MRI scans show that dogs can understand some of what we say
10-17-2018

MRI scans show that dogs can understand some of what we say

MRI scans show that dogs can understand some of what we say. Do dogs understand words? We know they certainly perk up at words like “treat,” “walk” or “squirrel,” but the true extent to how dogs process the human language has not been well understood.

But now, researchers from Emory University have conducted a study using magnetic resonance imaging to gain a better understanding of how dogs learn words and associate words with objects.

“Many dog owners think that their dogs know what some words mean, but there really isn’t much scientific evidence to support that,” said Ashley Prichard, the first author of the study. “We wanted to get data from the dogs themselves — not just owner reports.”

The study was published in the journal Frontiers in Neuroscience, and the results show that dogs have a basic understanding of learned words and can distinguish words they know from new ones.

“We know that dogs have the capacity to process at least some aspects of human language since they can learn to follow verbal commands,” said Gregory Berns, the senior author of the study. “Previous research, however, suggests dogs may rely on many other cues to follow a verbal command, such as gaze, gestures and even emotional expressions from their owners.”

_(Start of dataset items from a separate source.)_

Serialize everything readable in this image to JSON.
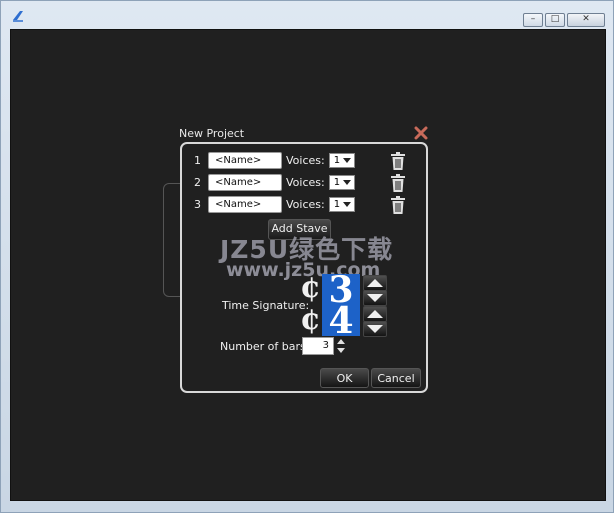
{
  "window": {
    "minimize_glyph": "–",
    "maximize_glyph": "□",
    "close_glyph": "✕",
    "accent_color": "#1d62c8"
  },
  "dialog": {
    "title": "New Project",
    "staves": [
      {
        "number": "1",
        "name_value": "<Name>",
        "voices_label": "Voices:",
        "voices_value": "1"
      },
      {
        "number": "2",
        "name_value": "<Name>",
        "voices_label": "Voices:",
        "voices_value": "1"
      },
      {
        "number": "3",
        "name_value": "<Name>",
        "voices_label": "Voices:",
        "voices_value": "1"
      }
    ],
    "add_stave_label": "Add Stave",
    "time_signature_label": "Time Signature:",
    "time_signature": {
      "numerator": "3",
      "denominator": "4",
      "symbol_glyph": "¢"
    },
    "number_of_bars_label": "Number of bars:",
    "number_of_bars_value": "3",
    "ok_label": "OK",
    "cancel_label": "Cancel"
  },
  "watermark": {
    "line1": "JZ5U绿色下载",
    "line2": "www.jz5u.com"
  }
}
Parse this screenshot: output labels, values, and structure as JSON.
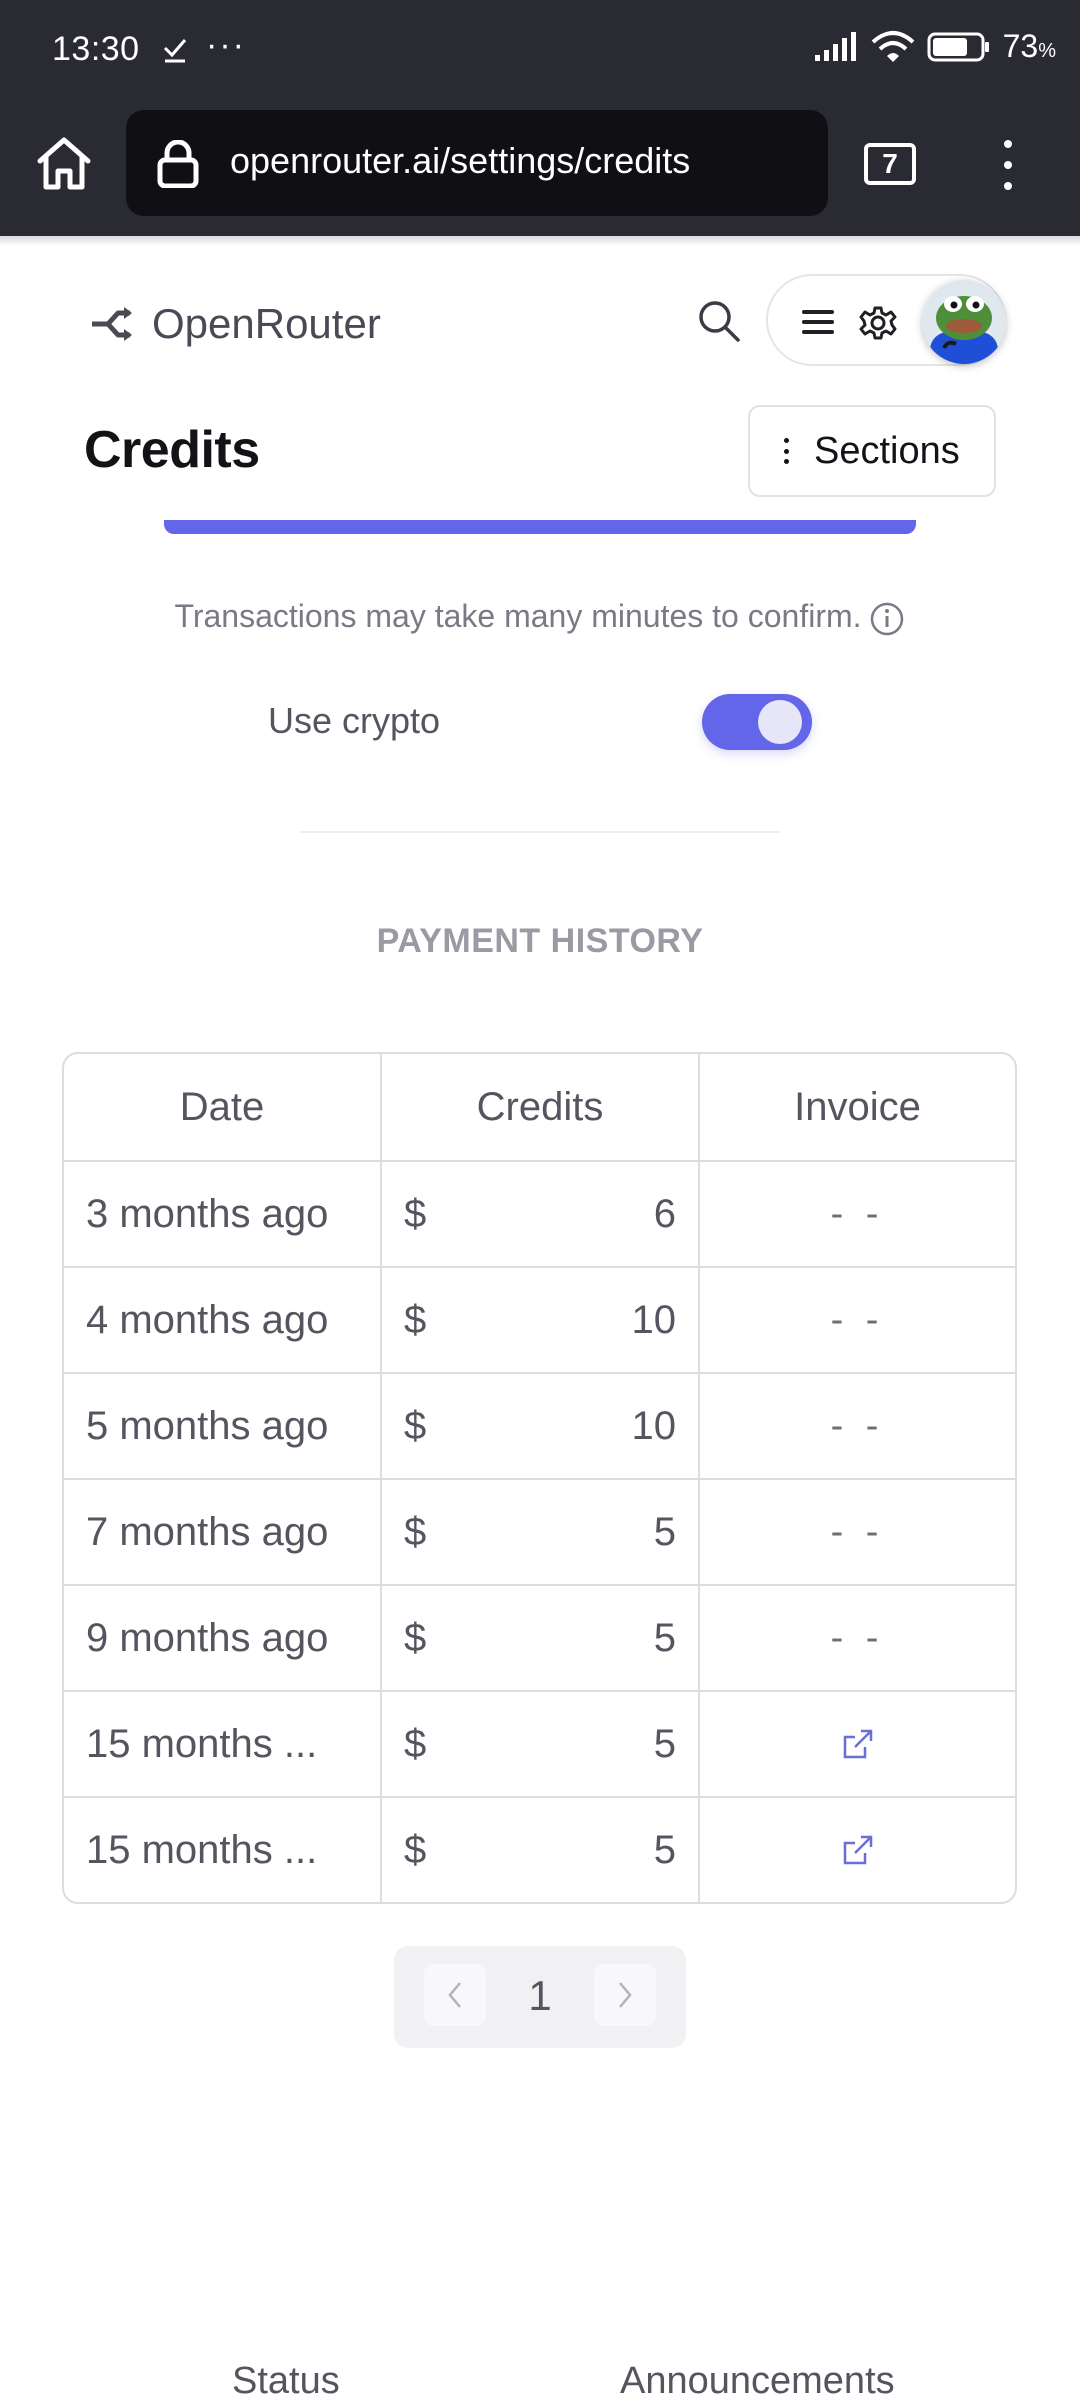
{
  "status_bar": {
    "time": "13:30",
    "battery_percent": "73",
    "battery_symbol": "%",
    "battery_level": 0.73
  },
  "browser": {
    "url": "openrouter.ai/settings/credits",
    "tab_count": "7"
  },
  "header": {
    "brand": "OpenRouter"
  },
  "page": {
    "title": "Credits",
    "sections_label": "Sections",
    "transactions_note": "Transactions may take many minutes to confirm.",
    "crypto_label": "Use crypto",
    "crypto_enabled": true,
    "accent_color": "#6466e9"
  },
  "payment_history": {
    "heading": "PAYMENT HISTORY",
    "columns": [
      "Date",
      "Credits",
      "Invoice"
    ],
    "currency_symbol": "$",
    "rows": [
      {
        "date": "3 months ago",
        "amount": "6",
        "invoice": "- -"
      },
      {
        "date": "4 months ago",
        "amount": "10",
        "invoice": "- -"
      },
      {
        "date": "5 months ago",
        "amount": "10",
        "invoice": "- -"
      },
      {
        "date": "7 months ago",
        "amount": "5",
        "invoice": "- -"
      },
      {
        "date": "9 months ago",
        "amount": "5",
        "invoice": "- -"
      },
      {
        "date": "15 months ...",
        "amount": "5",
        "invoice": "external-link-icon"
      },
      {
        "date": "15 months ...",
        "amount": "5",
        "invoice": "external-link-icon"
      }
    ]
  },
  "pagination": {
    "current_page": "1"
  },
  "footer": {
    "links": [
      "Status",
      "Announcements"
    ]
  }
}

12 dogs of varying breeds participated in the study. Each owner trained his or her dog to retrieve two different objects after calling the object by name. The researchers asked the owners to choose toys that had different textures such as a stuffed animal or a rubber ball.

The dogs were trained to fetch each object depending on what name the owner called out.

Once the dog completed its training and was able to fetch the correct object consistently, the researchers then had the dog lay in a functional magnetic resonance imaging scanner facing its owner at the opening the machine.

The owner was then asked to say the name of each toy at set intervals and show the dog the corresponding toy.

One golden retriever named Eddie had his toy monkey and piggy with him for the experiment, and Eddy’s owner would first say “piggy” before holding up a toy pig.

During a control experiment, the researchers had the dogs’ owners speak a nonsense word and hold up an unfamiliar object like a hat or doll.

The researchers found heightened neural activity in the auditory regions of the dog’s brain when its owner used the new, gibberish words.

“We expected to see that dogs neurally discriminate between words that they know and words that they don’t,” said Prichard. “What’s surprising is that the result is opposite to that of research on humans — people typically show greater neural activation for known words than novel words.”

Six of the dogs showed an increased activation for the new words in the parietotemporal cortex, an area of the brain that the researchers believe is responsible for processing word differentiation.

The other six dogs had heightened activity in other parts of the brain when they heard new words.

The researchers say that the reason dogs may be more attuned to new words is that the dog is trying to please its owner by responding to what they are saying.

“Dogs may have varying capacity and motivation for learning and understanding human words,” said Berns. “But they appear to have a neural representation for the meaning of words they have been taught, beyond just a low-level Pavlovian response.”